The Institute of International Finance, which has been leading the debt talks for large private creditors, said firms holding 84 billion euros of Greek bonds have agreed to the deal. The 32 firms include 12 international banks and investment funds that already declared their participation on Monday as well as all major Greek and Cypriot banks.

Three Cypriot banks, which hold almost 5 billion euros of Greek bonds, said on Wednesday they would participate in the restructuring.

On top of that, Finance Minister Evangelos Venizelos said some 14 billion euros in bonds owned by Greek investment funds but managed by the central bank would also be added to the debt relief.

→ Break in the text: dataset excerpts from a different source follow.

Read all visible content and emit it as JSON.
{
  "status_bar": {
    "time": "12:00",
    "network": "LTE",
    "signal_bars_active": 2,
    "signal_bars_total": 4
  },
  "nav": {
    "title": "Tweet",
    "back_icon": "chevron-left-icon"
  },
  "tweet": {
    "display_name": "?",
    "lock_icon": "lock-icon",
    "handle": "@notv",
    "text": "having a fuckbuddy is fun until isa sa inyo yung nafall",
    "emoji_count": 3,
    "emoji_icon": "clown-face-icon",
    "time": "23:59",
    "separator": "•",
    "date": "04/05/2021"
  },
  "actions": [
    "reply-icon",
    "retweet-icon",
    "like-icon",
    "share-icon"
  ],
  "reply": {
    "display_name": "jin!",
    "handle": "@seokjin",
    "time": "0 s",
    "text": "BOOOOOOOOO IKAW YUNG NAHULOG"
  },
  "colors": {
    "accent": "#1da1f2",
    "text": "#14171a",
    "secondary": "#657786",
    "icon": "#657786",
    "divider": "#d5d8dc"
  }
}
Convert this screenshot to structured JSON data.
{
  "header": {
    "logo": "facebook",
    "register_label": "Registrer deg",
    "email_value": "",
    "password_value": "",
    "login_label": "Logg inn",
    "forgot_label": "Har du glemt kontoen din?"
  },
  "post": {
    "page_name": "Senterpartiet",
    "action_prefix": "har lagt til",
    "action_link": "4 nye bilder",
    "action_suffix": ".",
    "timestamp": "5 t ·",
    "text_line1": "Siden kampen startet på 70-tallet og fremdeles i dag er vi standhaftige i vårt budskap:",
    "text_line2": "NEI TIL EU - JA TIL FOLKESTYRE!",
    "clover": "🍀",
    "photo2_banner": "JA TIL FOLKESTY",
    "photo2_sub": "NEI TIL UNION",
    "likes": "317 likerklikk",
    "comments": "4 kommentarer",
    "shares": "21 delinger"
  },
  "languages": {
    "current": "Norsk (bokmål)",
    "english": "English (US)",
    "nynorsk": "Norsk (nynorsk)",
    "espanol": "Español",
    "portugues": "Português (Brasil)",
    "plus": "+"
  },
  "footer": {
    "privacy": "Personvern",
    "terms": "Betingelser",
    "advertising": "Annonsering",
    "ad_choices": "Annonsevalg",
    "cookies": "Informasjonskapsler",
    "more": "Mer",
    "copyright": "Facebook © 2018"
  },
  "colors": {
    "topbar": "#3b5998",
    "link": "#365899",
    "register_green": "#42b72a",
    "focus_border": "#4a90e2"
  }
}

Greek pension funds which hold 2.7 billion euros of Greek debt agreed on Tuesday to submit their bonds for a haircut.

Under the deal, private creditors will swap their Greek bonds for new ones with a face value reduced by 53.5 percent, longer repayment deadlines and lower interest rates. Overall, they will lose some 75 percent on their bondholdings.

Greece needs to reach a voluntary participation rate of 66.7 percent of investors holding 177 billion in bonds issued under Greek law.

As of Wednesday afternoon, Athens appeared to be close to this target (Reuters estimated that more than 120 billion euros in bonds have been committed to the deal) although calculations are complicated by the fact that 18 million euros worth of Greek bonds held by investors are written in UK law.

In most of the foreign law bonds, 75 percent of investors have to vote in favor of the deal to make it binding for all. However, in contrast to the Greek law bonds, the voting for the foreign law bond takes place separately for each individual issue. That means it is much easier for speculators to buy blocking majorities and derail the swap for certain bond issues.

The European Union and International Monetary Fund have made a successful bond swap a pre-condition for final approval of the 130 billion euro bailout agreed last month.

With the bond swap offer expiring on Thursday night, the latest commitments bring the declared total closer to the two thirds minimum level needed for Greece to enforce losses on any holdouts, ensuring the deal goes through.

Amid signs that acceptances had picked up strongly on Wednesday, a string of international banks and insurers, ranging from Germany's Munich Re to Bank of Cyprus declared they would back the deal.

But after months of tortuous negotiations and repeated setbacks, senior bankers and officials remained cautious ahead of the deadline.

"About the private sector deal - I don't have a crystal ball. I cannot predict this with certainty. But I repeat, for us, this is a condition,» Dutch Finance Minister Jan Kees de Jager told parliament.